Cholecystokinin-induced formation of inositol phosphates in pancreatic acini

For cholecystokinin (CCK) and the partial agonist CCK-JMV-180 [Boc-Nle^28,31,CCK-(27-32)-2-phenylethyl ester] we examined their abilities to stimulate the accumulation of inositol phosphates (IP), mobilize intracellular calcium, and stimulate enzyme secretion in rat pancreatic acini.
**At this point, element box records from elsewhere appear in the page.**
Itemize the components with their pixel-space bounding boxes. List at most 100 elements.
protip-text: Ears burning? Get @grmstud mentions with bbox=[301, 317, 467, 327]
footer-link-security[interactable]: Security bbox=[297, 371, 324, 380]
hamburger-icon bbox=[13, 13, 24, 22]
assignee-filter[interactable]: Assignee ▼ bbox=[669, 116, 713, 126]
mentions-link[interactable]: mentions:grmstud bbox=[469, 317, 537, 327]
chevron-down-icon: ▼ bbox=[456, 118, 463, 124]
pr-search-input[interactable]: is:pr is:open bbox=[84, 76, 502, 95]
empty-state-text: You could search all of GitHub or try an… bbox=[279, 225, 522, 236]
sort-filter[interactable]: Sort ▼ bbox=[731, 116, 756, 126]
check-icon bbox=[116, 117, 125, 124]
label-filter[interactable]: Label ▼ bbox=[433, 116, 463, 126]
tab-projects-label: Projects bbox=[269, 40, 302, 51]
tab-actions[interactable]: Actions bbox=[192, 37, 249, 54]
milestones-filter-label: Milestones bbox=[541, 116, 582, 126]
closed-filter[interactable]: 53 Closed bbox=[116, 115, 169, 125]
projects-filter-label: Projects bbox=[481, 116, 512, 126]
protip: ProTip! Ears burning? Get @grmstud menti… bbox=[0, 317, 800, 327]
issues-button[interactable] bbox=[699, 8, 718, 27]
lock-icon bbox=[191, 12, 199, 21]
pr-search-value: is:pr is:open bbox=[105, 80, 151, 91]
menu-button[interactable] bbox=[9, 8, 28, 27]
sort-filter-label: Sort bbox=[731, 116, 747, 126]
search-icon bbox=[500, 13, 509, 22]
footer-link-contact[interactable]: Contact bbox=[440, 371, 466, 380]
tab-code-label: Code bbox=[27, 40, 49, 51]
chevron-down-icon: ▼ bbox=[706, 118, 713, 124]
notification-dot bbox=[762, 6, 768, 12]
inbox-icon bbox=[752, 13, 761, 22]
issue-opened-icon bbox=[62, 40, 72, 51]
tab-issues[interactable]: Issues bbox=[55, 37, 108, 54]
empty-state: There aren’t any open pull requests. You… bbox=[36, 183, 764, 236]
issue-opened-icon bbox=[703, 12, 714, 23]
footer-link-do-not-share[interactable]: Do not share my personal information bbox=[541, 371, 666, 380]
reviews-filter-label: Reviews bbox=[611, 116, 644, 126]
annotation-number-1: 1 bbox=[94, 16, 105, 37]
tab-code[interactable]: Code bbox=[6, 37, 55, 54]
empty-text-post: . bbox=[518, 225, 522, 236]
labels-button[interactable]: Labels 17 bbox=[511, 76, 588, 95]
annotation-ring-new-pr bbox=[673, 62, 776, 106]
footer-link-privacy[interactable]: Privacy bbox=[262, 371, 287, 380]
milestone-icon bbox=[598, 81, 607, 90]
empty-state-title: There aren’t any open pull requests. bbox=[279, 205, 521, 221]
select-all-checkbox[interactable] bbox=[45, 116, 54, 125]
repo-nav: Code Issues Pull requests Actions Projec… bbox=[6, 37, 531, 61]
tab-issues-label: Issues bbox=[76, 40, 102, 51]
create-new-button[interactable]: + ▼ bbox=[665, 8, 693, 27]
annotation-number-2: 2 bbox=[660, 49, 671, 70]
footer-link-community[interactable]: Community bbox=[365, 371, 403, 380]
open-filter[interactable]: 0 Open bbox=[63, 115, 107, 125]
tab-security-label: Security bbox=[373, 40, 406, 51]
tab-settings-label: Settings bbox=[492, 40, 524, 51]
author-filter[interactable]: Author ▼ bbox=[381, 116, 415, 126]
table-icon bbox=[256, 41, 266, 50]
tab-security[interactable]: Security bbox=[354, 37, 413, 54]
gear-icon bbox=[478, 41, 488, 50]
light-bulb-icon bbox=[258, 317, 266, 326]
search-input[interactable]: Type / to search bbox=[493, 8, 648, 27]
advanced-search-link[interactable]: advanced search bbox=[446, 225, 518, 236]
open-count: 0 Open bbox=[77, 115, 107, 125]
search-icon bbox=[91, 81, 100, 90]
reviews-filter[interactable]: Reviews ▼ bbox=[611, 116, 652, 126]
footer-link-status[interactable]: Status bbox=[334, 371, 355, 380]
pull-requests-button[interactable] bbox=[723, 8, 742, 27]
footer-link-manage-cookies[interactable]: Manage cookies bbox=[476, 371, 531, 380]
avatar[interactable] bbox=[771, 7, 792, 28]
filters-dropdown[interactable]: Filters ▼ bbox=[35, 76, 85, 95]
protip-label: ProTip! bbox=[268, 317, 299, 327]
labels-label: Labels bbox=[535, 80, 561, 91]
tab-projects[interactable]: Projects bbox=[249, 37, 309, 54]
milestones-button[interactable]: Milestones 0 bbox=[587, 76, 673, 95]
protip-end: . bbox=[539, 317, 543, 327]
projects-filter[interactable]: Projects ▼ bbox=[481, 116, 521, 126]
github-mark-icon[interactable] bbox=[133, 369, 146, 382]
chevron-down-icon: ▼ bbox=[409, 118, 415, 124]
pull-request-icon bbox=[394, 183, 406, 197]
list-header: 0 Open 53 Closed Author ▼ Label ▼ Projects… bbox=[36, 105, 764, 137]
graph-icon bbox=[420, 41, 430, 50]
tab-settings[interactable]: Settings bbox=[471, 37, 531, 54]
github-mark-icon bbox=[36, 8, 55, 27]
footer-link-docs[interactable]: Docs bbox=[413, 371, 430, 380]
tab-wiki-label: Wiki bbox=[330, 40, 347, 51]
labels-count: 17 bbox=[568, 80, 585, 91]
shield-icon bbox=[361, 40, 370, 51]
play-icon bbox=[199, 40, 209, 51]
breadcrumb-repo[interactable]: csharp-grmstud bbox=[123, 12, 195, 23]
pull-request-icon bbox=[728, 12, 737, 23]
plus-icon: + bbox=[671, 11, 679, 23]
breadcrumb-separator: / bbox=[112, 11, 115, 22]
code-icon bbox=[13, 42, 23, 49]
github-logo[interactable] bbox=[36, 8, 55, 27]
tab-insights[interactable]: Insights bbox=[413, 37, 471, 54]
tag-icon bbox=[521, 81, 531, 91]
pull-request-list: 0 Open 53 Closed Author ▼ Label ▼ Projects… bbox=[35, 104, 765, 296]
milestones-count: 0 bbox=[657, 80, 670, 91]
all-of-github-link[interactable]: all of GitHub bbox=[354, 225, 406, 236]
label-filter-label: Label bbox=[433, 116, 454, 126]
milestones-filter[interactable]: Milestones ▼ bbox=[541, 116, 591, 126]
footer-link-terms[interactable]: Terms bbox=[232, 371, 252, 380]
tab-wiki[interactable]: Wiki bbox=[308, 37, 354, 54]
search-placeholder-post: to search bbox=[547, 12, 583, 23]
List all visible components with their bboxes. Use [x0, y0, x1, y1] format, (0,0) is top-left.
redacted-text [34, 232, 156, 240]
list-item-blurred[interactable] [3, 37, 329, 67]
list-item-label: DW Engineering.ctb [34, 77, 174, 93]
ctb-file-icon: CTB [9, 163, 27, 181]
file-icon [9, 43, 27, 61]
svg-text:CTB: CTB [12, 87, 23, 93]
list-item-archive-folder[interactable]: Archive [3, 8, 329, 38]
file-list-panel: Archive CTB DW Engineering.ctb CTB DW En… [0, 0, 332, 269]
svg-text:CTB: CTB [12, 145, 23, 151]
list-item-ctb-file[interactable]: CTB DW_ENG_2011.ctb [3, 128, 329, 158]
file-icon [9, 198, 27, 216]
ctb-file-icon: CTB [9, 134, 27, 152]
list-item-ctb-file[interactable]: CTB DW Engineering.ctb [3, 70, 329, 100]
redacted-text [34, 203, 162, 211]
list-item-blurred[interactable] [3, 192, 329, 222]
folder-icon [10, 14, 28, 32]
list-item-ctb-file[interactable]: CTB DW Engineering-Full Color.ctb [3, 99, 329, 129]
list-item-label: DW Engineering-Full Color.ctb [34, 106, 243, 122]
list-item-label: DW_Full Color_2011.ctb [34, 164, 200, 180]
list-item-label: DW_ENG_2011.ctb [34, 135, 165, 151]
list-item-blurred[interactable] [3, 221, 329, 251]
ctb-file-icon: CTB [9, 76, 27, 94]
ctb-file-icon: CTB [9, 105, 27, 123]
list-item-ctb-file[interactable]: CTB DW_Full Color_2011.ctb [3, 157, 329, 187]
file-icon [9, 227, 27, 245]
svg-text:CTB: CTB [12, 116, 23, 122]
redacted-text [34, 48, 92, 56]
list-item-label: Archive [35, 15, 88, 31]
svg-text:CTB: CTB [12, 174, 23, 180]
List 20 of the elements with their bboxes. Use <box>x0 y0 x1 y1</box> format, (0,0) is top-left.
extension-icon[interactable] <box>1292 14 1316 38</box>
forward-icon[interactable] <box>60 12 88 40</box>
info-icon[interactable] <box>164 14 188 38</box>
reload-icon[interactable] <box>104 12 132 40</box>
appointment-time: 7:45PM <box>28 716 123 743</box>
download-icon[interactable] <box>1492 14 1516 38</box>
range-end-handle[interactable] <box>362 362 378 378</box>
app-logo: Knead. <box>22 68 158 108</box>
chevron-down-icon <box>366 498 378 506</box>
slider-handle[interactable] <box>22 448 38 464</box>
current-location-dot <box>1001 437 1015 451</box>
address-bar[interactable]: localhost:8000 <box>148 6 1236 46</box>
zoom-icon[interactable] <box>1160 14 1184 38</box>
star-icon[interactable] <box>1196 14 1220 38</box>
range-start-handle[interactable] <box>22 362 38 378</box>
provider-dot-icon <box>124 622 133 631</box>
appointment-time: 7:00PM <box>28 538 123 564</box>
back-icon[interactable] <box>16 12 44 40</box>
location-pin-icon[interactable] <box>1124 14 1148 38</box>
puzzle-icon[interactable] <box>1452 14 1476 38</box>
CCK-8 caused an increase in [³H]IP₂ and [³H]IP₃ at 10 s and a slower increase in [³H]IP₁. High-pressure liquid chromatography separation demonstrated that at 10 s 100% of the increase of [³H]IP₃ was IP₃(1,4,5). CCK-JMV-180 caused no increase in [³H]IP₃ at 10 s and only 28% of the maximal increase seen with CCK-8 at 15 min. CCK-8 caused an 11-fold increase in calcium outflux, whereas CCK-JMV-180 was only 45% as effective and 3,000 times less potent. CCK-JMV-180 antagonized the CCK-8-stimulated increase in [³H]IP₃ and mobilization of intracellular calcium. CCK-8 caused an 81-fold increase at 2.5 s in IP₃(1,4,5) measured by a mass radioreceptor assay and half-maximal stimulation occurred at 2 nM, whereas CCK-JMV-180 only caused a 3-fold increase. Analysis of the ability of CCK-8 or CCK-JMV-180 to stimulate enzyme secretion demonstrated that at low concentrations, each peptide stimulates enzyme secretion without causing detectable calcium mobilization, whereas at increasing peptide concentrations calcium mobilization occurs without detectable accumulation of IP₃(1,4,5), but a still higher concentrations IP₃(1,4,5) accumulation is finally detected. These results demonstrate that peptides that stimulate enzyme secretion by interacting with CCK receptors can cause maximal stimulation with minimal changes in calcium mobilization and maximal changes in calcium mobilization occur with minimal changes in IP₃(1,4,5), suggesting marked amplification.